Bu arada Türkiye ile Rusya’nın, Suriye gibi, bazı bölgelerinde çatıştıkları, bazı bölgelerinde ise işbirliği yaptıkları ülkeler de var. ABD’nin Fırat’ın doğusunda Kürt gruplarla girdiği işbirliği karşısında benzer kuşkuları besliyor Türkiye ve Rusya. Gelgelelim Rusya, aynı zamanda Suriye’ye bulunacak bir çözümde sınırlı bir özerkliği teşvik ederek PKK uzantısı PYD/YPG ile diyalog yürütmekten, bu örgütlerin üst düzey heyetlerini Moskova’da ağırlamaktan da kaçınmıyor.
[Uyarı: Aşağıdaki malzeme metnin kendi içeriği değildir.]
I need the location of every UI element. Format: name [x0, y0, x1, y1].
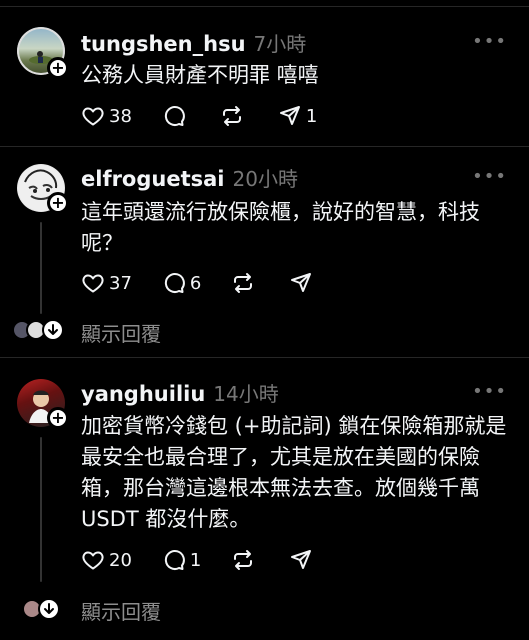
- show-replies-link[interactable]: 顯示回覆: [81, 596, 161, 625]
- comment-icon: [164, 273, 185, 293]
- username[interactable]: elfroguetsai: [81, 167, 225, 191]
- send-icon: [291, 550, 312, 569]
- username-row: tungshen_hsu 7小時: [81, 28, 306, 57]
- share-button[interactable]: [289, 548, 317, 572]
- post-time: 20小時: [232, 167, 298, 191]
- like-button[interactable]: 20: [81, 548, 132, 572]
- like-count: 38: [109, 105, 132, 127]
- comment-icon: [164, 550, 185, 570]
- like-button[interactable]: 37: [81, 271, 132, 295]
- share-button[interactable]: [289, 271, 317, 295]
- post-1: + tungshen_hsu 7小時 ••• 公務人員財產不明罪 嘻嘻 38 1: [0, 0, 529, 145]
- comment-button[interactable]: 1: [162, 548, 201, 572]
- send-icon: [279, 106, 300, 125]
- post-text: 這年頭還流行放保險櫃，說好的智慧，科技呢？: [81, 200, 480, 255]
- post-text: 加密貨幣冷錢包 (+助記詞) 鎖在保險箱那就是最安全也最合理了，尤其是放在美國的…: [81, 414, 507, 531]
- share-count: 1: [305, 105, 318, 127]
- follow-plus-icon[interactable]: +: [47, 57, 69, 79]
- heart-icon: [82, 551, 104, 570]
- username[interactable]: yanghuiliu: [81, 382, 205, 406]
- send-icon: [291, 273, 312, 292]
- repost-icon: [234, 273, 253, 293]
- post-time: 7小時: [253, 32, 307, 56]
- action-bar: 37 6: [81, 269, 347, 297]
- repost-button[interactable]: [231, 271, 259, 295]
- more-options-icon[interactable]: •••: [472, 381, 507, 402]
- thread-line: [40, 222, 42, 314]
- follow-plus-icon[interactable]: +: [47, 407, 69, 429]
- like-count: 37: [109, 272, 132, 294]
- post-2: + elfroguetsai 20小時 ••• 這年頭還流行放保險櫃，說好的智慧，…: [0, 147, 529, 357]
- post-time: 14小時: [213, 382, 279, 406]
- repost-button[interactable]: [220, 104, 248, 128]
- comment-count: 6: [189, 272, 202, 294]
- reply-avatars[interactable]: [22, 598, 60, 620]
- comment-button[interactable]: 6: [162, 271, 201, 295]
- username-row: yanghuiliu 14小時: [81, 378, 279, 407]
- chevron-down-icon: [38, 598, 60, 620]
- chevron-down-icon: [42, 319, 64, 341]
- post-text: 公務人員財產不明罪 嘻嘻: [81, 63, 319, 87]
- share-button[interactable]: 1: [278, 104, 317, 128]
- username[interactable]: tungshen_hsu: [81, 32, 246, 56]
- follow-plus-icon[interactable]: +: [47, 192, 69, 214]
- comment-button[interactable]: [162, 104, 190, 128]
- post-3: + yanghuiliu 14小時 ••• 加密貨幣冷錢包 (+助記詞) 鎖在保險…: [0, 358, 529, 640]
- show-replies-link[interactable]: 顯示回覆: [81, 318, 161, 347]
- thread-line: [40, 437, 42, 582]
- action-bar: 20 1: [81, 546, 347, 574]
- like-count: 20: [109, 549, 132, 571]
- comment-icon: [164, 106, 185, 126]
- heart-icon: [82, 274, 104, 293]
- more-options-icon[interactable]: •••: [472, 31, 507, 52]
- heart-icon: [82, 107, 104, 126]
- action-bar: 38 1: [81, 102, 347, 130]
- repost-button[interactable]: [231, 548, 259, 572]
- comment-count: 1: [189, 549, 202, 571]
- like-button[interactable]: 38: [81, 104, 132, 128]
- reply-avatars[interactable]: [12, 319, 64, 341]
- more-options-icon[interactable]: •••: [472, 166, 507, 187]
- repost-icon: [234, 550, 253, 570]
- username-row: elfroguetsai 20小時: [81, 163, 298, 192]
- repost-icon: [222, 106, 241, 126]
ZITLIKLARIN ÇARPICI BİRLİKTELİĞİ

Görüleceği gibi, Türkiye ile Rusya arasındaki ilişkilerin uluslararası ilişkiler literatüründeki klasik modellere uymayan paradokslarla dolu bir yapısı var. İki taraf, birbirlerinin pek çok hareketinden rahatsızlık duysa da, hatta birbirlerinin ayağına basmaktan kaçınmasalar da, büyük fotoğraftaki çıkarların baskın niteliği karşısında köprüleri atmayıp farklılıklarını bir şekilde yönetmeyi tercih ediyorlar. Bunu, daha önceki analizlerimizde de belirttiğimiz gibi “Rekabet ederek, çatışarak işbirliği yapma modeli” olarak nitelendirebiliriz.

Bununla birlikte, bu ilişkinin işleyişinde Rusya’nın elindeki kartların daha güçlü durduğu “asimetrik” bir yapının şekillenmekte oluşu da dikkat edilmesi gereken bir durumdur. Bu asimetride, Rusya’nın Suriye’de hava sahasını kontrol etmesi de dahil olmak üzere bir dizi faktör rol oynuyor.

Türkiye’nin Batı ile ilişkileri gerilediği, sıkıştığı oranda, bu asimetri daha da bozulacaktır. Unutulmamalıdır ki, Türkiye Batı ile ilişkilerini güçlü tuttuğu oranda, Rusya karşısında da daha rahat bir hareket alanı bulacaktır kendisine. Türkiye’nin dış ilişkilerinin Batı boyutunun gerilemesi, Türkiye’nin benzer şekilde Rusya karşısında da elini zayıflatacaktır.